La aldaba
Carlos Navarro Antolín
Era urgente guardar silencio, alcalde
Los campos mejoran con la lluvia. Pero pocas ciudades lo hacen. La gente le tiene aversión. A Juan Pablo II le encantaba la lluvia romana que obligaba a celebrar en el interior de San Pedro. Es una bendición de Dios, decía pocos años antes de morir aquel sábado por la tarde. A Sevilla le sienta la lluvia como un traje a medida. Brilla más, reluce más cuando escampa en esta primavera de mayo para después volver a llover. La buena arquitectura se realza con la lluvia. Tiene mala fama, pero la lluvia es a la piedra lo que el betún a la piel de los zapatos. Fíjense en la Catedral cuando llueve, que parece más monumental si cabe mientras usted respira mejor el aire que viene del río por la Puerta de Jerez y de los jardines del Alcázar por Fray Ceferino. El Archivo de Indias, en su atalaya, más bello, más austero en sus líneas, más limpio.

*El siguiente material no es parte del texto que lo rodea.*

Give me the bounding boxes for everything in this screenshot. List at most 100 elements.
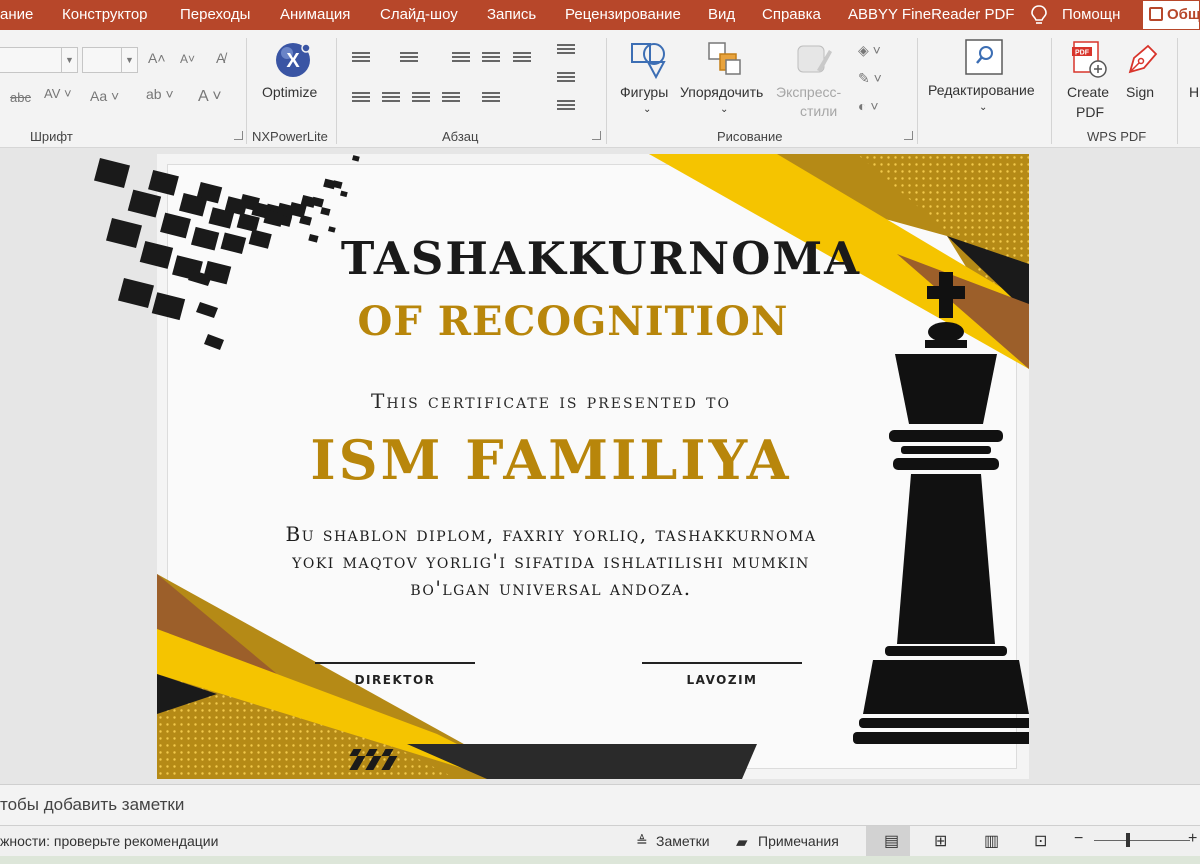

La lluvia acentúa la belleza, barre las calles de cochambre, es saludable en tiempos de pandemia porque actúa como alguacil que despeja las plazas. Y ya es de premio tener un lugar desde el que simplemente presenciar cómo cae la lluvia, cómo impacta en los adoquines para después ofrecerles ese beso lento del agua derramada que busca su curso natural. La gente huye de los días de lluvia, pero si no traen vientos fuertes pueden ser una verdadera delicia si se saben aprovechar desde una buena tribuna. Ves la lluvia desde los ventanales de un hotel y descubres una ciudad nueva, pero es que si pruebas a hacerlo en Sevilla también puedes descubrir nuevas perspectivas, las alturas de muchos edificios en los que nunca te habías fijado, la energía de las gárgolas de la Catedral escupiendo el agua en el firme de las losas de Tarifa, el encanto de un refugio improvisado en el Arquillo, en el Arco del Postigo, en la entrada principal del Ayuntamiento, en los soportales de Alemanes, Imagen o República Argentina.
La lluvia nos obliga a pararnos y a mirar en una ciudad que es aliada de los paisajes lluviosos por mucho que sólo encuentre trovadores en primavera. Las grandes ciudades son como el campo: ganan con la lluvia. Nada más placentero que ver el Guadalquivir pespunteado por la lluvia, que parece bordar sus aguas camino de Sanlúcar. No desprecien los días de lluvia. Son mucho más que atascos e incomodidades, son la belleza natural que nos es regalada en una ciudad que pese a su transformación mantiene valores únicos que la hacen distinta. Pocas ciudades brillan con la lluvia y florecen tras ella. Sevilla huele a campo cuando llueve y exhibe sus hermosas entrañas de monumentos y piedra.